Wireless makes inroads in hospitals

February 8, 2001

Wireless communication technology already meets some needs in today's healthcare world in spite of limitations in its applicability, a HIMSS audience learned Tuesday afternoon. "Healthcare providers need time-sensitive data immediately," said Michael

Wireless communication technology already meets some needs in today's healthcare world in spite of limitations in its applicability, a HIMSS audience learned Tuesday afternoon.

"Healthcare providers need time-sensitive data immediately," said Michael A. McNeal, president and CEO of Emergin, a wireless technology company in Boca Raton, FL. "Information needs to be communicated in a timely manner, and HIPAA compliance (Health Insurance Portability and Accountability Act of 1996) requires patient information to be secure and available anytime, anywhere."

Wireless technology can also help meet Health Care Financing Administration guidelines for quality of patient care. Response time is becoming increasingly important. Seconds can make a life or death difference when attending a patient, and responding promptly to hazardous material alerts is also more crucial than ever, he said.

While wireless applications can be found in most hospital departments, three departments are most likely to find the technology attractive: IT, clinical operations, and plant operations. One Kaiser Permanente hospital is using the technology in IT to reduce network downtime by a measurable percentage, according to McNeal.

"Wireless can help IT with HIPAA compliance and network security by monitoring networks, firewalls, and patient records," he said.

Plant operation applications are found in the monitoring of HVAC systems, fire alarms, and access control. Clinical operations applications include nurse calls, code blues, and patient monitoring. For instance, wireless technology can be used to monitor call light response, McNeal said.

"If a nurse doesn't respond in a specified time interval, an alarm is triggered and a silent message can be sent to other department personnel or to the physician," he said.

Silent notification is an attractive feature of the technology. Some hospitals have virtually eliminated noise pollution from paging systems by using silent wireless messaging, according to McNeal. At Boca Raton Hospital, wireless technology is delivering more than 2000 alerts per week to more than 680 devices.

"They've reduced response time to network alerts from 15 minutes to two minutes," McNeal said.

Wireless comes in either "push" or "pull" versions.

Push technology can either be manual or automated. Manual dispatching of information requires human intervention. Nurses, for example, may type a message into a PC that facilities or maintenance is needed to change a light bulb in a room. Automated versions require no human intervention, for example, when linking software monitors critical care systems, fire alarms, or security.
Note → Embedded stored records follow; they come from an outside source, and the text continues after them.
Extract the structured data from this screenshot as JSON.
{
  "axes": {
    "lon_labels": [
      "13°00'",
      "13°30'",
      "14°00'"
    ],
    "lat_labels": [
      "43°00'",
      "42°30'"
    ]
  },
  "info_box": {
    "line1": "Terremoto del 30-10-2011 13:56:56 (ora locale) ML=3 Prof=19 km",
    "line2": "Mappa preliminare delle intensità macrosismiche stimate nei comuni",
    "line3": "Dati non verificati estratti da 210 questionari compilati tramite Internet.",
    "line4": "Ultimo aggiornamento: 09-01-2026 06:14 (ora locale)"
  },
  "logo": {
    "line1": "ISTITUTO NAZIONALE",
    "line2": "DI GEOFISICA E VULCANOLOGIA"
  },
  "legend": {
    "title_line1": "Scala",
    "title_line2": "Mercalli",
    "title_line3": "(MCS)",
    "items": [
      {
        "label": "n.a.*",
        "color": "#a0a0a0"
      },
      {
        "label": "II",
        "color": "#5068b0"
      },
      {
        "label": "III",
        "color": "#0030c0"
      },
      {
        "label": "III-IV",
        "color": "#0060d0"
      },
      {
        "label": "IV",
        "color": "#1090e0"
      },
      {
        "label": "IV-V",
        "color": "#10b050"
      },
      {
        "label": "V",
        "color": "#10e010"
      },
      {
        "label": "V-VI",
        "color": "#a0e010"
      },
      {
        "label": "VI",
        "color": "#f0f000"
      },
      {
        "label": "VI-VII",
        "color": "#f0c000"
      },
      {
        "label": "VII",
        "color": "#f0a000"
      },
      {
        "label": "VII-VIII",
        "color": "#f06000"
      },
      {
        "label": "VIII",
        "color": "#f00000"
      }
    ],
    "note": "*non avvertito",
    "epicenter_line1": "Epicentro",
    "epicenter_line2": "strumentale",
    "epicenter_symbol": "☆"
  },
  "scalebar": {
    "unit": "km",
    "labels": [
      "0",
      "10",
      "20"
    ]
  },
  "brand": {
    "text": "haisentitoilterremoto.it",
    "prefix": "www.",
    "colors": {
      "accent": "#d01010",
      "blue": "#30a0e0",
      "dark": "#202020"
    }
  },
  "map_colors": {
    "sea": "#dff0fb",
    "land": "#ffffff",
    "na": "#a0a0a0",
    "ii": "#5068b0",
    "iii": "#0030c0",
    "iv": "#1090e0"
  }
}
When preestablished thresholds are exceeded, the system automatically triggers the alarm to maintenance, nursing, or a physician.

Pull technology, which is becoming more and more prevalent in healthcare facilities, includes systems in which a physician queries a patient record using a personal digital assistant.

Wireless technology includes three major types:
- 1-way, which delivers data to a mobile device;
- 1.5-way, which uses a mobile device that has the capability to confirm receipt of the message, particularly important for mission-critical alarms; and
- 2-way, which has the ability to send and receive data with a mobile device.

The benefits of implementing wireless, which McNeal claims integrates seamlessly with hardware and software, include the ability to reduce response times and automate urgent alarms.

"No desks are required," he said. "Nurses and doctors are always on the move."